Ab sofort gibt es den wiederverwendbaren Pfand-Kaffeebecher, den der Bodenseekreis mit der Firma Recup aus München und weiteren Partnern ins Leben gerufen hat. Zu den ersten Anbietern gehören die Fähre Konstanz-Meersburg, auf der der neue Becher auch vorgestellt wurde, sieben Bäckereien, die Elektronikschule Tettnang und die Mensa "Seezeit" in Friedrichshafen.
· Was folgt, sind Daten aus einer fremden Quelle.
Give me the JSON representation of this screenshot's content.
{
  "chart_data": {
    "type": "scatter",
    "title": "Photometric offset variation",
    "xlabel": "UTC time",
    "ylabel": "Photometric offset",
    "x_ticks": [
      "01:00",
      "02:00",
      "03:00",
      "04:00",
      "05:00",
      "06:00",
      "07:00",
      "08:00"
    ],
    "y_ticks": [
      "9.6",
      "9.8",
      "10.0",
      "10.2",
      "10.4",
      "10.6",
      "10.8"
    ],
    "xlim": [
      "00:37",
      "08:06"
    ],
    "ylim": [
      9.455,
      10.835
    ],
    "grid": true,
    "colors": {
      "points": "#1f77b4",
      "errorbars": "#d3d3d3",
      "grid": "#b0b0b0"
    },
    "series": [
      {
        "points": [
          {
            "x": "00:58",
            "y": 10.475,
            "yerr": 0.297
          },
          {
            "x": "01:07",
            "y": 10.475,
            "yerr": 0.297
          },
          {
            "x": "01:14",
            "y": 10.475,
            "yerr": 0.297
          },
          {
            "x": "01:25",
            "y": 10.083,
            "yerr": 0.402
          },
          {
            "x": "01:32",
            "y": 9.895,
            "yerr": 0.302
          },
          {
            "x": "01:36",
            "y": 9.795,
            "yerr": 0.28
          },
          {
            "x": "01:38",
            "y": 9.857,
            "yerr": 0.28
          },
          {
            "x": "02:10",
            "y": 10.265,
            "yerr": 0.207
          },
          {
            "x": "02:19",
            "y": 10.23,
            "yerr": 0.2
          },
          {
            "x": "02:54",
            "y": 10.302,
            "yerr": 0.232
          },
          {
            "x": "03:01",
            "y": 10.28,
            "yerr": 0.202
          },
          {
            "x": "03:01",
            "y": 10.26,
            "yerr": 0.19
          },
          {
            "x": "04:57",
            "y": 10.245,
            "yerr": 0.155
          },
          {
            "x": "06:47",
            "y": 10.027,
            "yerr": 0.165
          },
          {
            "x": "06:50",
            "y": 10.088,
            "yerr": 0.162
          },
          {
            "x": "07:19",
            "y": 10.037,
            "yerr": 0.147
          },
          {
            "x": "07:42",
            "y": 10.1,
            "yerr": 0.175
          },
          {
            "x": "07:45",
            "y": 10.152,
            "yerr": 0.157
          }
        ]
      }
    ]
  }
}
Der in Deutschland hergestellte Kunststoffbecher, den Motive aus dem Bodenseekreis schmücken, ist in zwei Größen erhältlich und kann laut der Hersteller-Firma Recup mindestens 500 Mal wiederverwendet werden. Kunden bekommen den Becher für einen Euro Pfand – und einen kleinen Rabatt für den Kaffee – und können ihn, ungespült, bei allen Teilnehmern mit Pfanderstattung zurückgeben oder neu füllen lassen. Im Moment gibt es noch keine Deckel für die Becher. Diese sollen in drei Monaten erhältlich sein. Das Abfallwirtschaftsamt des Bodenseekreises hatte die Idee für den Becher. Denn die Zahlen sprechen für sich: 2,8 Milliarden Kaffeebecher landen in Deutschland jährlich im Müll. Allein im Bodenseekreis entspreche das 800 Stück pro Stunde, so Landrat Lothar Wölfle. Diese Verschwendung ließ auch Florian Pachaly keine Ruhe. Noch auf der Uni entwickelte er sein Pfandsystem und gründete 2016 mit Fabian Eckert die Firma Recup. Ihre Vision: "Ganz viele Städte miteinander zu verbinden." Zum Bodenseekreis sagt er: "Es ist toll, dass hier eine ganze Region mitmacht." Das findet auch Georg Betz, Geschäftsführer der Kreishandwerkerschaft: "Unsere Bäcker begrüßen diese Initiative sehr", auch wenn noch nicht alle mitmachten. Manche hätten aber ihr eigenes Pfandsystem. Das hatte bereits auch die Überlinger Bäckerei Diener: "Aber dieses System ist noch mal was ganz anderes", erklärt Chefin Christa Diener, warum sie von Anfang an mitmacht. Die teilnehmenden Bäckereien sind in Friedrichshafen: Kloos, Knor, Webers Backstube, in Frickingen: Baader, in Hagnau: "Löwen", in Markdorf: Kloos, in Meckenbeuren: Stefans Beck, in Salem: Baader, in Überlingen: Diener. Die Recup-App (app.recup.de) zeigt alle rund 600 Partner in ganz Deutschland auf. Weitere Informationen gibt es unter: www.recup.de.